A team of biologists from the University of Otago estimates that this prehistoric mainland sea-lion population became extinct as recently as 600 years ago, and was then replaced by a lineage previously limited to the waters of the cold subantarctic.
The Marsden-funded study, carried out by Otago Zoology PhD student Catherine Collins, and led by Professor Jon Waters, set out to investigate changes in the New Zealand sea-lion population since human settlement.
Ms Collins says they were startled to identify a previously unknown sea-lion lineage that dominated South Island shores until just a few hundred years ago.
“It is estimated that the mainland sea-lions became extinct between 1300 and
1500AD, soon after Polynesian settlement, and midden remains suggest they were hunted extensively. The extinction apparently created an opportunity for the subantarctic lineage to colonise New Zealand’s mainland," she says.

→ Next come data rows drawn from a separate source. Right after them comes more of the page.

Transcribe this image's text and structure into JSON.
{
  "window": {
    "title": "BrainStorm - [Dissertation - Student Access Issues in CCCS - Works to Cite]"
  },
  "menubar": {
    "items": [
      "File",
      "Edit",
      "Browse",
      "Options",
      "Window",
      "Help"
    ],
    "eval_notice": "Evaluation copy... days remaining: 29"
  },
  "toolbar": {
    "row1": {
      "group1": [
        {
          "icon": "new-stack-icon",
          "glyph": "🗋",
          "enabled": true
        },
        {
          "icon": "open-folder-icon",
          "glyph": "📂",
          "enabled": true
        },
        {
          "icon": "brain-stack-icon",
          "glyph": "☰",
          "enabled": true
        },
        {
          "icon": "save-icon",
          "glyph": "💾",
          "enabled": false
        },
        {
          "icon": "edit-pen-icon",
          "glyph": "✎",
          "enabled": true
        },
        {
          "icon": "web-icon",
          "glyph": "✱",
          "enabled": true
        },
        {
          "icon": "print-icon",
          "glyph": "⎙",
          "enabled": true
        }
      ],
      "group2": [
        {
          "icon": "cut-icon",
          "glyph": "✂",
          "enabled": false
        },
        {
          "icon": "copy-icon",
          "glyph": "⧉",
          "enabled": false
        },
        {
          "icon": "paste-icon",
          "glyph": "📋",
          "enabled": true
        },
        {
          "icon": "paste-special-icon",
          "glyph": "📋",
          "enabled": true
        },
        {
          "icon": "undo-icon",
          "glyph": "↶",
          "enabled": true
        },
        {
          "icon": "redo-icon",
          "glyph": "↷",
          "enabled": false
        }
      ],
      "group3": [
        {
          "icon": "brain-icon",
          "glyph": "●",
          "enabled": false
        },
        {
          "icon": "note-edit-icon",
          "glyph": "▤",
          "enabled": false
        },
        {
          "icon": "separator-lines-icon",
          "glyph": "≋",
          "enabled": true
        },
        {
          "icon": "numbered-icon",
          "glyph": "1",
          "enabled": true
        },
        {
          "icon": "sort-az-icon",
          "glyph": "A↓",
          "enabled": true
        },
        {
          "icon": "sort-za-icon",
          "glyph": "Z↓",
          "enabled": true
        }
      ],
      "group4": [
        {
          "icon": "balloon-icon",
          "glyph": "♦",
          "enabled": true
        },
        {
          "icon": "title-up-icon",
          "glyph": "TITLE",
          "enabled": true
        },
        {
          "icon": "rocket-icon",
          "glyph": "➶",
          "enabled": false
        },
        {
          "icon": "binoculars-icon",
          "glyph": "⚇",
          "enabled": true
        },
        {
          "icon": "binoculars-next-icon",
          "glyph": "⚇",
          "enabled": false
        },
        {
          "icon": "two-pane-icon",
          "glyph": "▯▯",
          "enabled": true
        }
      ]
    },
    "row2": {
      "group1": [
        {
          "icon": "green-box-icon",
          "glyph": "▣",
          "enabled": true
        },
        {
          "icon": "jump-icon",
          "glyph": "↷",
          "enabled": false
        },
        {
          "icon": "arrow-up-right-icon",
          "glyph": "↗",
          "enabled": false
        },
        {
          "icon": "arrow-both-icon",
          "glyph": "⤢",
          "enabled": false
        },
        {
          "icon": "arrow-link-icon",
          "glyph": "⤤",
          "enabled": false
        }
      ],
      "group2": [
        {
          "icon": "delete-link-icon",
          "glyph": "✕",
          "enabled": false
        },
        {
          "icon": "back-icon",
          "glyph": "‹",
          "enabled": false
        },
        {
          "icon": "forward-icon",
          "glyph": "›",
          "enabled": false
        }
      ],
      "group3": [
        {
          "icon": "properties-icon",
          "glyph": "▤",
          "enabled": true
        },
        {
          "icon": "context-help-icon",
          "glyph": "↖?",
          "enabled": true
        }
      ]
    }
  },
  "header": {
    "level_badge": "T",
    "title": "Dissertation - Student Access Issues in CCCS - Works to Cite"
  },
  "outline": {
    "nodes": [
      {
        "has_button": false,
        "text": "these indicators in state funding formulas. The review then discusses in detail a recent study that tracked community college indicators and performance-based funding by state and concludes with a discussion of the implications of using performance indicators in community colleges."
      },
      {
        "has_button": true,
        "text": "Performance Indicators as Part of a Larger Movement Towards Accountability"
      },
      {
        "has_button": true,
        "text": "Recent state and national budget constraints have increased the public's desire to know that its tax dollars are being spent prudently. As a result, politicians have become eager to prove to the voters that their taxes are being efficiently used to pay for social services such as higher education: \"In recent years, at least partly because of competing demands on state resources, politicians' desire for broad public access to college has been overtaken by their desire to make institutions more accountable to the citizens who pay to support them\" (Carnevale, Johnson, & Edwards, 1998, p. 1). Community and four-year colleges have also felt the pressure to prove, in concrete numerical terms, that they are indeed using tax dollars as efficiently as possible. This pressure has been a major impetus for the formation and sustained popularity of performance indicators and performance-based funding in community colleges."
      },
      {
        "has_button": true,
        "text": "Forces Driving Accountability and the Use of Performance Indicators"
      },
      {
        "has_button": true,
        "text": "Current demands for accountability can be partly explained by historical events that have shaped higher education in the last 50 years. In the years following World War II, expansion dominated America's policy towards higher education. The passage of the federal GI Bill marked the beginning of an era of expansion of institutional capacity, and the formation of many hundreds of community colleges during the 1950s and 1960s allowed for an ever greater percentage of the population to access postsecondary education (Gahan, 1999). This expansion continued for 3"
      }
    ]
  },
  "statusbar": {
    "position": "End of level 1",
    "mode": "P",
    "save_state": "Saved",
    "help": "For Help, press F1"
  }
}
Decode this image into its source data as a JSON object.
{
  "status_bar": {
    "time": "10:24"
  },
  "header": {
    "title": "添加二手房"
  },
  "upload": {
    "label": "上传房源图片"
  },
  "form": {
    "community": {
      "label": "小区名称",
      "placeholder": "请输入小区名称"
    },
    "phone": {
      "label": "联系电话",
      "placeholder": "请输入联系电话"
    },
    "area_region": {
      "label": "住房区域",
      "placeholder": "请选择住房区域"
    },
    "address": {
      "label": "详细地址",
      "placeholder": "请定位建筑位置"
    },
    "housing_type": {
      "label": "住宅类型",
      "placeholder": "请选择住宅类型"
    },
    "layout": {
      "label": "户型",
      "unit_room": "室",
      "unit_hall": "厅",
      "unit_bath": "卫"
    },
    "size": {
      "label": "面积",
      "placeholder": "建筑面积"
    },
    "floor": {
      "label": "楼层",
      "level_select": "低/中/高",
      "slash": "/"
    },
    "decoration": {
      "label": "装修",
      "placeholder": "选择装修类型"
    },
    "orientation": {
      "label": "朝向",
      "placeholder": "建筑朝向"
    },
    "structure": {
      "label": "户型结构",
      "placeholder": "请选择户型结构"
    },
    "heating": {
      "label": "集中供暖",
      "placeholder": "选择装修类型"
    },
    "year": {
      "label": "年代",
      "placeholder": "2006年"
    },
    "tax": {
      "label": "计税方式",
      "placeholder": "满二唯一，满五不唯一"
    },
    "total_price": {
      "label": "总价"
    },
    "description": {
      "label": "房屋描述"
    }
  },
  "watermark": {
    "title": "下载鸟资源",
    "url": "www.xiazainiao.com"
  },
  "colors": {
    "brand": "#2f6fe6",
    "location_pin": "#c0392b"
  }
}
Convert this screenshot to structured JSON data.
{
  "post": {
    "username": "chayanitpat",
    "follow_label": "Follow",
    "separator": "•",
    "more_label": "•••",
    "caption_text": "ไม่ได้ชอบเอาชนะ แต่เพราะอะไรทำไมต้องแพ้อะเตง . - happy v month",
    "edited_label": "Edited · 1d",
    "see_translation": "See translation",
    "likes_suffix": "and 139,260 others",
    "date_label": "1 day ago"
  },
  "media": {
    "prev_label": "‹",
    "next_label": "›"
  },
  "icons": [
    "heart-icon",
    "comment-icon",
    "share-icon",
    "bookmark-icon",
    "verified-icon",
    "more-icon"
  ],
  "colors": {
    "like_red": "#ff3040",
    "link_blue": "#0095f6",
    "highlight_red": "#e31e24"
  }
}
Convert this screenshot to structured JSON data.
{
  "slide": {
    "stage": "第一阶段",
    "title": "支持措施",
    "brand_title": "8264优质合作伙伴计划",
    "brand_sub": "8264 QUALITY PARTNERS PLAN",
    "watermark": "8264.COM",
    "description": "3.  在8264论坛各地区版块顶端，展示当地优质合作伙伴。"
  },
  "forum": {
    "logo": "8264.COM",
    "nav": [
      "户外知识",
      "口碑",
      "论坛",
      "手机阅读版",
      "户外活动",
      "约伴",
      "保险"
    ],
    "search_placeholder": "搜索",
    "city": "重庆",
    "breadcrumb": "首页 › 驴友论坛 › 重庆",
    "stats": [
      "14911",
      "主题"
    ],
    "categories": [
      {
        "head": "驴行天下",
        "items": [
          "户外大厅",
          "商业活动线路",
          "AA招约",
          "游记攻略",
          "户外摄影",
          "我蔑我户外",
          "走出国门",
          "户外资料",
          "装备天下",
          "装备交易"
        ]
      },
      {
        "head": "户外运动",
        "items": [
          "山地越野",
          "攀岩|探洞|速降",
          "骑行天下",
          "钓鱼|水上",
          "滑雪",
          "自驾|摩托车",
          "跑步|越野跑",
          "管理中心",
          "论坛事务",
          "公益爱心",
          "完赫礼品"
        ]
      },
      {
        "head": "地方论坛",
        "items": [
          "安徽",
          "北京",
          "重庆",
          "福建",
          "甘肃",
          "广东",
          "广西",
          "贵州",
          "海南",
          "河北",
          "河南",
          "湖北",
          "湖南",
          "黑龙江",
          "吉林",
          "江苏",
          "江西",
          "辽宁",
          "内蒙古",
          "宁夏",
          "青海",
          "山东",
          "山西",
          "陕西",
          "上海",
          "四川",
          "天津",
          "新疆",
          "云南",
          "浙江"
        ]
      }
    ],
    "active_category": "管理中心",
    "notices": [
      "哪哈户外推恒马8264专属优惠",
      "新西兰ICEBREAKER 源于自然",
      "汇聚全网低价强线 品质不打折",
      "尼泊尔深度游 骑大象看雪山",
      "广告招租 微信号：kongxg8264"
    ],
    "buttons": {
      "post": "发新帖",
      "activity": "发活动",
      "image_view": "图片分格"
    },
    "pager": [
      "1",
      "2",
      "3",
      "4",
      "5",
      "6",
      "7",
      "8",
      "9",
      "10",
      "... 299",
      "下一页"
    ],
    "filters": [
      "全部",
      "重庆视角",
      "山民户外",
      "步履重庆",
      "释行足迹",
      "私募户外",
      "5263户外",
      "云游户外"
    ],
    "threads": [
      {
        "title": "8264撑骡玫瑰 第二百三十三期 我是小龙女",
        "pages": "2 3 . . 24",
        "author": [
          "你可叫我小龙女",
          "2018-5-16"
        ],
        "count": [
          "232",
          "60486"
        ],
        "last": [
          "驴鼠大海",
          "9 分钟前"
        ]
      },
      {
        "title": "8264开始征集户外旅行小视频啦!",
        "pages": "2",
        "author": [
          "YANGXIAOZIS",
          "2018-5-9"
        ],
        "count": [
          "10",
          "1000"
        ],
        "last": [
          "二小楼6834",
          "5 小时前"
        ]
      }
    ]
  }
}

The team identified the extinct mainland sea-lion lineage using ancient DNA from prehistoric bones.
“We found that the extinct mainland population was clearly genetically distinct from the modern subantarctic population that arrived more recently,” she says.
The unexpected finding closely mirrors a prehistoric extinction-replacement event for yellow-eyed penguins, recently detected by the same team led by Professor Waters.
“Our findings demonstrate that our current sea-lion population is not a declining remnant of an original mainland population, but rather represents a new arrival from the subantarctic,” he says.
“Competition between the two lineages may have previously prevented the subantarctic lineage from expanding northwards to the mainland of New Zealand."
Professor Waters adds that all they know for certain about the attributes of this prehistoric sea-lion is that it was genetically distinct from the modern sea-lion lineage. He anticipates that future study of the prehistoric remains will lead to a greater understanding of its biology.
The team’s findings have been published today in the international biological research journal Proceedings of the Royal Society B: Biological Sciences.
This work was funded through Marsden grant UOO1112; “The biogeographic importance of historical contingency: extinction and recolonisation in coastal New Zealand”.